The "Arctic 30" now face a maximum sentence of seven years, instead of 15.

Russia has dropped piracy charges against 30 environmental activists, including several foreigners, arrested last month for attempting to scale an Arctic drilling platform and filed new ones for "hooliganism."

Investigative Committee spokesman Vladimir Markin said in a statement Wednesday that the activists would now be charged with hooliganism, which carries a maximum seven-year sentence. The charges are filed under a different part of the statute used to convict three members of Pussy Riot last year and are directed against organized "violations of social order." Markin added that some of the activists may also be charged with attacking law enforcement, which carries a maximum sentence of 10 years.

Russian coast guard officials arrested 28 activists from Greenpeace and two journalists accompanying them on the Dutch-flagged ship Arctic Sunrise in September when they tried to protest against the Prirazlomnaya drilling platform operated by state-run energy giant Gazprom. All 30 are being held without bail for two months in the city of Murmansk in Russia's far north while a criminal investigation is conducted.

The activists were partly to blame for the incorrect charges, Markin said, because they refused to give evidence against themselves. This, he added, "gives [investigators] every cause to check all possible versions of what happened meticulously, including seizing the platform for their own benefit, terrorist motives, illegal scientific activist, and espionage."

Greenpeace Arctic Russia head Vladimir Chuprov said in a statement that the activists "are no more hooligans than they were pirates. This is still a wildly disproportionate charge that carries up to seven years in jail. It represents nothing less than an assault on the very principle of peaceful protest."
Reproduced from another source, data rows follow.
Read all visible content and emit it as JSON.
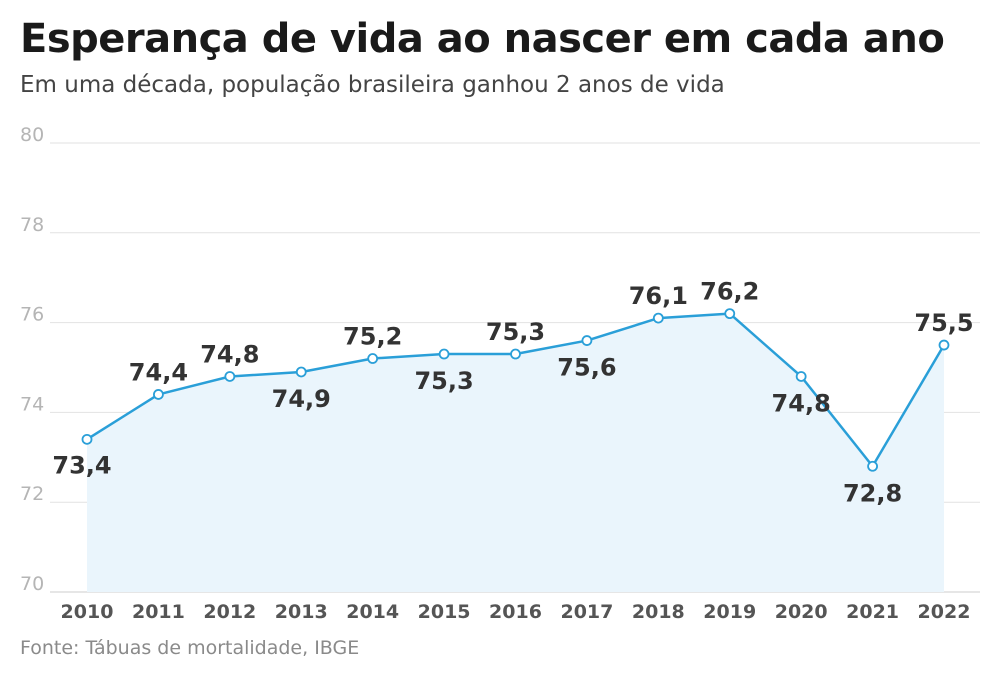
{
  "header": {
    "title": "Esperança de vida ao nascer em cada ano",
    "subtitle": "Em uma década, população brasileira ganhou 2 anos de vida"
  },
  "footer": {
    "source": "Fonte: Tábuas de mortalidade, IBGE"
  },
  "colors": {
    "line": "#2a9fd8",
    "area": "#eaf5fc",
    "grid": "#e2e2e2"
  },
  "chart_data": {
    "type": "line",
    "title": "Esperança de vida ao nascer em cada ano",
    "subtitle": "Em uma década, população brasileira ganhou 2 anos de vida",
    "xlabel": "",
    "ylabel": "",
    "ylim": [
      70,
      80
    ],
    "yticks": [
      70,
      72,
      74,
      76,
      78,
      80
    ],
    "grid": true,
    "area_fill": true,
    "categories": [
      "2010",
      "2011",
      "2012",
      "2013",
      "2014",
      "2015",
      "2016",
      "2017",
      "2018",
      "2019",
      "2020",
      "2021",
      "2022"
    ],
    "values": [
      73.4,
      74.4,
      74.8,
      74.9,
      75.2,
      75.3,
      75.3,
      75.6,
      76.1,
      76.2,
      74.8,
      72.8,
      75.5
    ],
    "labels": [
      "73,4",
      "74,4",
      "74,8",
      "74,9",
      "75,2",
      "75,3",
      "75,3",
      "75,6",
      "76,1",
      "76,2",
      "74,8",
      "72,8",
      "75,5"
    ],
    "label_positions": [
      "below",
      "above",
      "above",
      "below",
      "above",
      "below",
      "above",
      "below",
      "above",
      "above",
      "below",
      "below",
      "above"
    ]
  }
}
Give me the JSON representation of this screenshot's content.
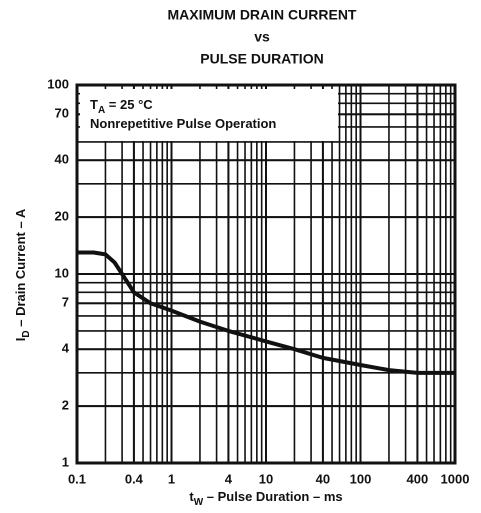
{
  "chart_data": {
    "type": "line",
    "title": [
      "MAXIMUM DRAIN CURRENT",
      "vs",
      "PULSE DURATION"
    ],
    "annotation": {
      "lines": [
        {
          "main": "T",
          "sub": "A",
          "rest": " = 25 °C"
        },
        {
          "main": "Nonrepetitive Pulse Operation"
        }
      ]
    },
    "x_label": {
      "main": "t",
      "sub": "W",
      "rest": " – Pulse Duration – ms"
    },
    "y_label": {
      "main": "I",
      "sub": "D",
      "rest": " – Drain Current – A"
    },
    "x": [
      0.1,
      0.15,
      0.2,
      0.25,
      0.3,
      0.4,
      0.6,
      1,
      2,
      4,
      10,
      20,
      40,
      100,
      200,
      400,
      1000
    ],
    "series": [
      {
        "color": "#111111",
        "values": [
          13,
          13,
          12.7,
          11.5,
          10,
          8,
          7,
          6.4,
          5.6,
          5,
          4.4,
          4,
          3.6,
          3.3,
          3.1,
          3.0,
          3.0
        ]
      }
    ],
    "xlim": [
      0.1,
      1000
    ],
    "ylim": [
      1,
      100
    ],
    "xticks": [
      0.1,
      0.4,
      1,
      4,
      10,
      40,
      100,
      400,
      1000
    ],
    "yticks": [
      1,
      2,
      4,
      7,
      10,
      20,
      40,
      70,
      100
    ],
    "xscale": "log",
    "yscale": "log",
    "grid": true
  }
}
Officials and activists suggested repeatedly in recent weeks that the piracy charges would not go through. After the activists' arrest sparked an international outcry, Russian President Vladimir Putin said that the activists were not pirates, but did intend to seize the platform. Russia pulled out of international court hearings filed by the Dutch government at a United Nations tribunal in Hamburg, Germany, earlier Wednesday, explaining that it had opted out of the U.N. Law of the Sea procedures in 1997 because it felt they infringed on the country's sovereignty.

On Tuesday, Mikhail Anshakov, chair of Russia's Consumer Protection Society, posted extracts from a 2009 decision in Russia's arbitration court which said that the platform was a "stationary construction." Mikhail Fedotov, chair of Russia's presidential human rights council, said earlier this month that the activists could not be charged with piracy because the Prirazlomnaya platform is not a ship. "Might as well have charged them with attempted gang rape of an oil platform," he added.